ZapperZ said:
I'd rather do science than just simply talk about science.
yes, so why did you start this discussion?
I was really going to drop this whole thing because it's counterproductive, but since you insist on persuing it, I will entertain you:
ZapperZ, you wanted proof, here you go:
ZapperZ said:
There's a difference between being FED the information and accepting it, and UNDERSTANDING the information that you are given.
You began your opening statement with "There's a difference" implying that I didn't realize this
perhaps I've been a student of yours in the past in another carnation... there is no difference as I think we agree.
You can do homework assignments, grind through the math, etc. etc, but yet, not understand what you are doing. I see this in many students. This is especially true if the students memorize the set of info they were given.
This is where you appear to jump sides on this issue as your previous posts did not appear to be pro-intuition at all
Believe me, I agree with what you are saying, but (as devil's advocate again) if I can get through the damn system (with a lie) and earn a piece of refined pulp wood that supports a claim that I am designated, I will be off fooling my employer who will be paying me a sh- load of money... If that's my goal, Do I really need to learn (as we both define it) if I am making mad money?-

haha that's up for debate, and for each individual to determine... but the basic answer is NO.
But this isn't learning in the truest sense, and if one wishes to "go far" in physics, this will NEVER do. Note that I never said that intuition isn't useful. As a practicing physicist, I RELY on my intuition almost every single day to tell me what I should and should not spend time on. However, I am completely aware that I go through the rigors of my education system JUST so I can rely on my intuition when the time comes.
exactly... we need not continue to justify... you, as a PRACTICING PHYSICIST, are now making my argument for me...
ZapperZ said:
But can one actually LEARN physics by simply using one's intuition? I disagree.
This is where you twisted my words. I never said "someone can learn physics simply using intuition"... so you need not click "quote" to my response, then misquote me and disagree. What you really disagree with is perhaps your intuition.

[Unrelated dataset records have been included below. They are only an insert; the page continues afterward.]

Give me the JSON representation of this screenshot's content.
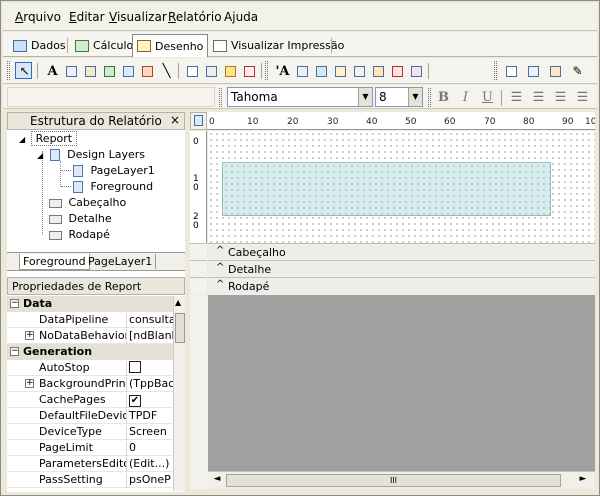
{
  "menu": [
    "Arquivo",
    "Editar",
    "Visualizar",
    "Relatório",
    "Ajuda"
  ],
  "menu_hotkeys": [
    "A",
    "E",
    "V",
    "R",
    "j"
  ],
  "tabs": [
    {
      "label": "Dados",
      "icon": "data-tables-icon"
    },
    {
      "label": "Cálculo",
      "icon": "calculator-icon"
    },
    {
      "label": "Desenho",
      "icon": "design-pencil-icon",
      "active": true
    },
    {
      "label": "Visualizar Impressão",
      "icon": "print-preview-icon"
    }
  ],
  "toolbar1": {
    "text_glyph": "A",
    "text_glyph2": "'A"
  },
  "font": {
    "name": "Tahoma",
    "size": "8",
    "bold": "B",
    "italic": "I",
    "underline": "U"
  },
  "tree": {
    "title": "Estrutura do Relatório",
    "close": "×",
    "items": [
      "Report",
      "Design Layers",
      "PageLayer1",
      "Foreground",
      "Cabeçalho",
      "Detalhe",
      "Rodapé"
    ]
  },
  "layer_tabs": [
    "Foreground",
    "PageLayer1"
  ],
  "props": {
    "title": "Propriedades de Report",
    "categories": [
      {
        "label": "Data",
        "rows": [
          {
            "name": "DataPipeline",
            "value": "consulta"
          },
          {
            "name": "NoDataBehaviors",
            "value": "[ndBlank",
            "expand": true
          }
        ]
      },
      {
        "label": "Generation",
        "rows": [
          {
            "name": "AutoStop",
            "value": ""
          },
          {
            "name": "BackgroundPrintSe",
            "value": "(TppBac",
            "expand": true
          },
          {
            "name": "CachePages",
            "value": "✔"
          },
          {
            "name": "DefaultFileDevice",
            "value": "TPDF"
          },
          {
            "name": "DeviceType",
            "value": "Screen"
          },
          {
            "name": "PageLimit",
            "value": "0"
          },
          {
            "name": "ParametersEditor",
            "value": "(Edit...)"
          },
          {
            "name": "PassSetting",
            "value": "psOneP"
          }
        ]
      }
    ]
  },
  "ruler": {
    "h_labels": [
      "0",
      "10",
      "20",
      "30",
      "40",
      "50",
      "60",
      "70",
      "80",
      "90",
      "10"
    ],
    "v_labels": [
      "0",
      "1\n0",
      "2\n0"
    ]
  },
  "bands": [
    "Cabeçalho",
    "Detalhe",
    "Rodapé"
  ],
  "band_caret": "^",
  "scroll": {
    "left_arrow": "◄",
    "right_arrow": "►",
    "grip": "III"
  },
  "colors": {
    "region": "#d7ecec",
    "gray_area": "#a0a0a0",
    "accent": "#316ac5"
  }
}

I realize you are currently trying to formulate a way of making this right, when intuitively, if anyone reads your original posts they will see that you are trying to make a point to minimize the power of intuition.
The question in this thread is "How Far with Intuition" -?- My response was - not far -
Perhaps this thread's subject should be "can one actually LEARN physics by simply using one's intuition?" and really this would be begging the question rather than opening a discussion... do you get it? your position is really apparent.
I have brought up several examples just from QM alone. If we buy into the notion that for one to truly understand something, one must build one's knowledge on top of what one already understands, then QM will present a major discontinuity of that flow. There's nothing intuitive about QM - the names, words, and phrases may sound the same (spin, angular momentum, orbital, observable, measurment, etc.), but they have such a different meaning in QM, you simply cannot use what you already know in the classical world even as analogies! I can explain what a "spin-charge separation in a 1D Lutinger Liquid is" and make it sound reasonable, but this will be nothing more than a set of information that you gather without ANY connection or reference to anything else that you have already understood. This is not the way to understand and comprehend anything, at least not in physics.
hence the limitations of one's abilities using pure intuition. - are there people who really believe that average people are born with "the power" gifted to them? Get real... there are geniuses born everyday... and most of them are just too poor to break out of their situations to achieve recognition. That's when they become such things as sports athletes.
So what is familiar with QM? The mathematics! It is the only connection we have with something that we have a prior understanding of! Look at the time-dependent Schrodinger equation, and then look at a generic wave equation. Look at the solution to the hydrogen atom wavefunction and then look at the spherical harmonic expansion of a loop of charge. The intuitive concepts of QM may be very strange and unfamiliar, but the mathematics look damn familiar. You build a new set of intuition based on what you understand from the mathematics. You don't build this set of intuition based on classical intuitions.
Zz.
hmm... you are spinning your own argument here... i don't think anyone would disagree with you...
so, I think you have now answered your own question... good day.